Pus vs. pi, for subordination
Sometimes you have alternatives, and they can be meaningful…
Pipus, a treat from Kalimantan (image credit: BorneoRudy)
See what you think of the differences between these two sentences.
- Ikta nsaika mamuk pi nsaika klatwa kopa sahali ilihi? (page 86)
what we do and we go to above land
‘What do we do and we go to heaven?’ (i.e. so that we can go there)
- Mamuk hilp naika pus naika ayu mamuk pus naika drit pii ukuk masachi naika mamuk. (page 54)
make help me so I much do so I really pay those bad I do
‘Help me so I labor so that I really pay for those bad things I’ve done.’

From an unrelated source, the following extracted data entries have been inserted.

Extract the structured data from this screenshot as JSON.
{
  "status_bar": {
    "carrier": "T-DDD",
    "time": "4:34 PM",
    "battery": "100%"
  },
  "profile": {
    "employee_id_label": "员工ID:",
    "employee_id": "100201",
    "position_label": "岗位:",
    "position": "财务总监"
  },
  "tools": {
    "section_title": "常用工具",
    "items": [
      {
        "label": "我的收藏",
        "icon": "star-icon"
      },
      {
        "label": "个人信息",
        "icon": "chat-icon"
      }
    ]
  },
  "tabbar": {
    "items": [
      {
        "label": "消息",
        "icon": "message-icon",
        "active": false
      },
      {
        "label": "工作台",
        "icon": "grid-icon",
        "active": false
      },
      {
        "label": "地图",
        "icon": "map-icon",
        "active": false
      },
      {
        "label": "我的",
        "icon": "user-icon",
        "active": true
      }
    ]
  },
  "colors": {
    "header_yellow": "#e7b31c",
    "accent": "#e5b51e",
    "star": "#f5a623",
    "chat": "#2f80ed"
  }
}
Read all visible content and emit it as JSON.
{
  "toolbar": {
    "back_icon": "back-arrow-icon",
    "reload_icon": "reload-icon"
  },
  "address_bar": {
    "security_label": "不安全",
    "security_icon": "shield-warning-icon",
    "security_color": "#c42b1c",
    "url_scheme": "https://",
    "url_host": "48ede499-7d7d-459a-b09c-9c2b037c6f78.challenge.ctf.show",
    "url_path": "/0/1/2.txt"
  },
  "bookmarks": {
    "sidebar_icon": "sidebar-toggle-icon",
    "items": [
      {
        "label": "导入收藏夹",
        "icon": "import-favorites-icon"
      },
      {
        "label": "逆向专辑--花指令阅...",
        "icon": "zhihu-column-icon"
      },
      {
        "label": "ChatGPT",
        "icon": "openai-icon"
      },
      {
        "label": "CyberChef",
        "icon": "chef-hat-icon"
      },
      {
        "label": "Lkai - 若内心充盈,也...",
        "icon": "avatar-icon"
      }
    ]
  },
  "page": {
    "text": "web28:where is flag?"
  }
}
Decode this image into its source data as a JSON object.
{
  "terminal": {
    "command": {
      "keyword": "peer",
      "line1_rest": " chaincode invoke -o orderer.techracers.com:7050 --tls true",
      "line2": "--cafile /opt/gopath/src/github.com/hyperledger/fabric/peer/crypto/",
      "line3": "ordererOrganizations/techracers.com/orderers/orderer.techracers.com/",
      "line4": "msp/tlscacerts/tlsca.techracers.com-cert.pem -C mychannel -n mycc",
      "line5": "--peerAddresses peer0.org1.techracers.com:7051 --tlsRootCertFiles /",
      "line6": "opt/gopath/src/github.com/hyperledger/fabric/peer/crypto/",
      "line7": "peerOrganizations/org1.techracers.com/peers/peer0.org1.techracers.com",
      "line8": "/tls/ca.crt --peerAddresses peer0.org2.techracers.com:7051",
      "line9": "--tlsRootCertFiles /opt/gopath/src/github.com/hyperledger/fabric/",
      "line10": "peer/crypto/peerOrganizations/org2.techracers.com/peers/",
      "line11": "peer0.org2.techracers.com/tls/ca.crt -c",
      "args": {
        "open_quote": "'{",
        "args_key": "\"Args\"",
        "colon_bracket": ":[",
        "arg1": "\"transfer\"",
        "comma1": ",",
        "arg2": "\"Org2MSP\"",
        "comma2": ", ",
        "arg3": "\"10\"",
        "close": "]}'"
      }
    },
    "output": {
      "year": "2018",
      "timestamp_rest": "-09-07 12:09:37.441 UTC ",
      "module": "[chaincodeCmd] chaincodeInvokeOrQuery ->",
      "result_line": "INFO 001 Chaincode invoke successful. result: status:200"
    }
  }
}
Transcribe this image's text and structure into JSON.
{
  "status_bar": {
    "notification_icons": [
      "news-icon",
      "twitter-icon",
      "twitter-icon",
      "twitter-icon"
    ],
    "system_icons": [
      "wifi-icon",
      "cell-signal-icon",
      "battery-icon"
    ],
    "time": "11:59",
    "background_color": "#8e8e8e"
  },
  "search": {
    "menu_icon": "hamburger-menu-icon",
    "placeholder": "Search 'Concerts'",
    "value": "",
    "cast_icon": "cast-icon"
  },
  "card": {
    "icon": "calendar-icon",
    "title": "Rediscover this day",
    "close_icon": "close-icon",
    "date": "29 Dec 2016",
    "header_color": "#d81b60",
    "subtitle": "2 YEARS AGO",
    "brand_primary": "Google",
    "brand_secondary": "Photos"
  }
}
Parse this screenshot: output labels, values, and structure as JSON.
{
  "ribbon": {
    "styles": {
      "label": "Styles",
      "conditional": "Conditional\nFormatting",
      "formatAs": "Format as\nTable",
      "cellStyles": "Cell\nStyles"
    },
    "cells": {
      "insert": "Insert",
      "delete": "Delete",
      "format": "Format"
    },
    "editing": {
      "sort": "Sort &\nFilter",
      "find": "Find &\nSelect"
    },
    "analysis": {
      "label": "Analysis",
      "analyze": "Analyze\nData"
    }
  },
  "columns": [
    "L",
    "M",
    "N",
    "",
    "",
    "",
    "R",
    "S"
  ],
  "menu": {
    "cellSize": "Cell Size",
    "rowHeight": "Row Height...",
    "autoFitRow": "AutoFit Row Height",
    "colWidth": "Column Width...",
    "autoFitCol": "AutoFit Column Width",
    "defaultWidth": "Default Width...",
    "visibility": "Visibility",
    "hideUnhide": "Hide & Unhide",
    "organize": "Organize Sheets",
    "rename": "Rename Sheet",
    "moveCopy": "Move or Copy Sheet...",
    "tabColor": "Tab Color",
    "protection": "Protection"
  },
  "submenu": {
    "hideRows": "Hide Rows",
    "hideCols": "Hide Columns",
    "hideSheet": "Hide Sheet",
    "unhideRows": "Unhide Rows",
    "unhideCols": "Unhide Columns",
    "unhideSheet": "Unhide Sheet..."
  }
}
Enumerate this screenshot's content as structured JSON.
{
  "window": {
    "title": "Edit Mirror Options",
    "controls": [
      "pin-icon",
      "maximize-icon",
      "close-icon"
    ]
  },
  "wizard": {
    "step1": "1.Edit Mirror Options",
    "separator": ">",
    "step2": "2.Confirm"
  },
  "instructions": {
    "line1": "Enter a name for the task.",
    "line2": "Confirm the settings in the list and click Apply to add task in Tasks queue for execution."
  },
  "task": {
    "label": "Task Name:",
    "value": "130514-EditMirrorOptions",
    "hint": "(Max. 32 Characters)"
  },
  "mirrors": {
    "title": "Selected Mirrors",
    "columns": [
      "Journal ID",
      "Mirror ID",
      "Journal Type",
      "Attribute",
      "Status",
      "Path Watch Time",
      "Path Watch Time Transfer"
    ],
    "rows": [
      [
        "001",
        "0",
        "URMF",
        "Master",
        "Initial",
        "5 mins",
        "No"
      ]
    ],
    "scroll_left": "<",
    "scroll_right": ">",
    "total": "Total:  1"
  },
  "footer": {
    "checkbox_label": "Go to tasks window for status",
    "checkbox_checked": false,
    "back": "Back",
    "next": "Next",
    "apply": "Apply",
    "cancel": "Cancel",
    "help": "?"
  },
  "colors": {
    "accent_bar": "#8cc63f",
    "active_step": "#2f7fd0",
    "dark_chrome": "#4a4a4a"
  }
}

Can you sense any difference between the meanings of mamuk pi and mamuk pus?
For me, there actually is a distinction there, even though both examples discuss actions done to bring about a further result.
- To say Verb pi… (‘do and…’) is to claim that what follows is a guaranteed fact.
This structure, in actual CW usage, is more typical when you’re telling a string of related events that have already happened.
(Tinker threw the ball to Evers, and Evers caught it, and he threw it to Chance.)
- To say Verb pus… (‘do so.that…’) is to explicitly leave unresolved whether what follows necessarily happens.
This is the structure that’s almost always used when the “outcome” event is seen as an intention rather than as a fact.
(You make money to survive.)
To a certain extent, you can choose between pi & pus to alter the degree of “reality” that you’re attributing to the outcome situation.